1.2.4.1 La microdiscrimination infralégale
« On peut qualifier [les]
microdiscriminations de discriminations infralégales, dans le sens où elles
relèvent de la définition des discriminations mais sont en deçà du seuil que le
droit fixe pour interdire de telles pratiques. Or, d’une part, dans l’univers
scolaire, la majorité des actes d’ordre discriminatoire relèvent de telles
microdiscriminations infralégales. Par exemple, le fait de solliciter plus
certains élèves que d’autres n’est pas punissable par la loi. Pourtant, nous
savons que ce type de microdifférenciation contribue à produire d’importantes
inégalités d’apprentissage ». (Réseau national de lutte contre les
discriminations à l’école, « La discrimination à l’école : de quoi
parle-t-on ? », Mars 2014).
Il est possible pour comprendre la manière dont les microdiscriminations peuvent avoir des conséquences importantes de faire une analogie avec le harcèlement scolaire. Celui-ci repose sur des microviolences, qui ont un caractère le plus souvent infrajuridique, mais c’est leur répétition qui conduit à générer le harcèlement. Ce harcèlement peut avoir des conséquences dommageables sur la scolarité de l’élève qui en est victime : il peut éprouver un mal-être à l’école et dans des cas plus graves, cela peut conduire au décrochage scolaire. Le décrochage scolaire est un phénomène macrosocial qui est mesurable statistiquement. Sur l’ensemble statistique du décrochage scolaire en France, on estime qu’une partie non négligeable serait liée à des situations de harcèlement scolaire.
- Micro-inégalités et
micro-avantages
Pour approfondir, la notion de microdiscriminations, il est possible de s’appuyer sur les travaux de recherche de l’universitaire américaine Mary Rowe [1]. Elle a mis en avant dans ses recherches la manière dont des microdiscriminations et des micro-avantages pouvaient impacter de manière différentielle le déroulement de carrière des femmes et des hommes.

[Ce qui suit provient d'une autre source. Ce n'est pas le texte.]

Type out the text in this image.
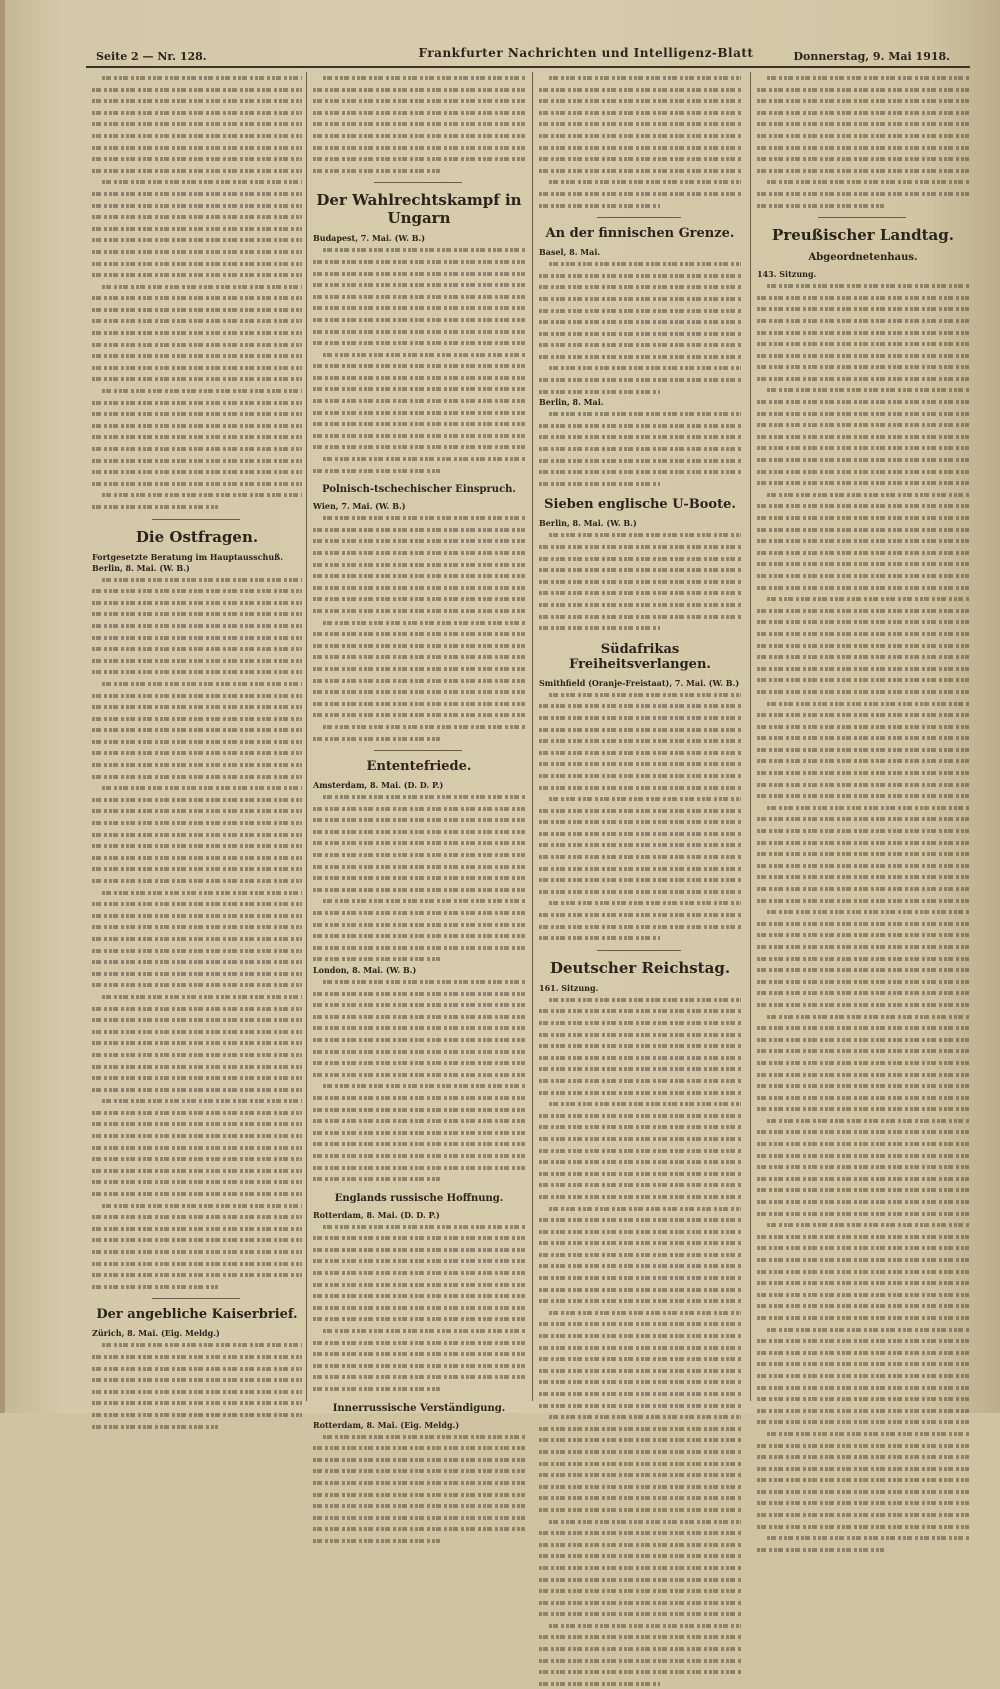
Seite 2 — Nr. 128.	Frankfurter Nachrichten und Intelligenz-Blatt	Donnerstag, 9. Mai 1918.
Die Ostfragen.
Fortgesetzte Beratung im Hauptausschuß. Berlin, 8. Mai. (W. B.)
Der angebliche Kaiserbrief.
Zürich, 8. Mai. (Eig. Meldg.)
Der Wahlrechtskampf in Ungarn
Budapest, 7. Mai. (W. B.)
Polnisch-tschechischer Einspruch.
Wien, 7. Mai. (W. B.)
Ententefriede.
Amsterdam, 8. Mai. (D. D. P.)
London, 8. Mai. (W. B.)
Englands russische Hoffnung.
Rotterdam, 8. Mai. (D. D. P.)
Innerrussische Verständigung.
Rotterdam, 8. Mai. (Eig. Meldg.)
An der finnischen Grenze.
Basel, 8. Mai.
Berlin, 8. Mai.
Sieben englische U-Boote.
Berlin, 8. Mai. (W. B.)
Südafrikas Freiheitsverlangen.
Smithfield (Oranje-Freistaat), 7. Mai. (W. B.)
Deutscher Reichstag.
161. Sitzung.
Preußischer Landtag.
Abgeordnetenhaus.
143. Sitzung.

- Stéréotypes, préjugés et
discriminations
Le stéréotype désigne en psychologie une représentation simplifiée de la réalité, mais qui permet d’en faciliter l’organisation. En cela, toute personne a des stéréotypes.
Le préjugé : la difficulté, c’est lorsque le stéréotype se transforme en
préjugé. Le préjugé est un jugement arrêté sur une réalité qui repose sur un
stéréotype. Le préjugé peut conduire à des généralisations abusives ou à des
amalgames.
Le problème, c’est que les préjugés, liés à nos
stéréotypes, sont bien souvent inconscients. C’est ce que montrent les tests d’association
implicite (IAT) [2].
Pour aller plus loin
Dans ce site Internet, nous nous intéresserons dans le cadre d’une intervention sur le plan pédagogique aux discriminations liées à des micro-interactions conduisant à produire des inégalités.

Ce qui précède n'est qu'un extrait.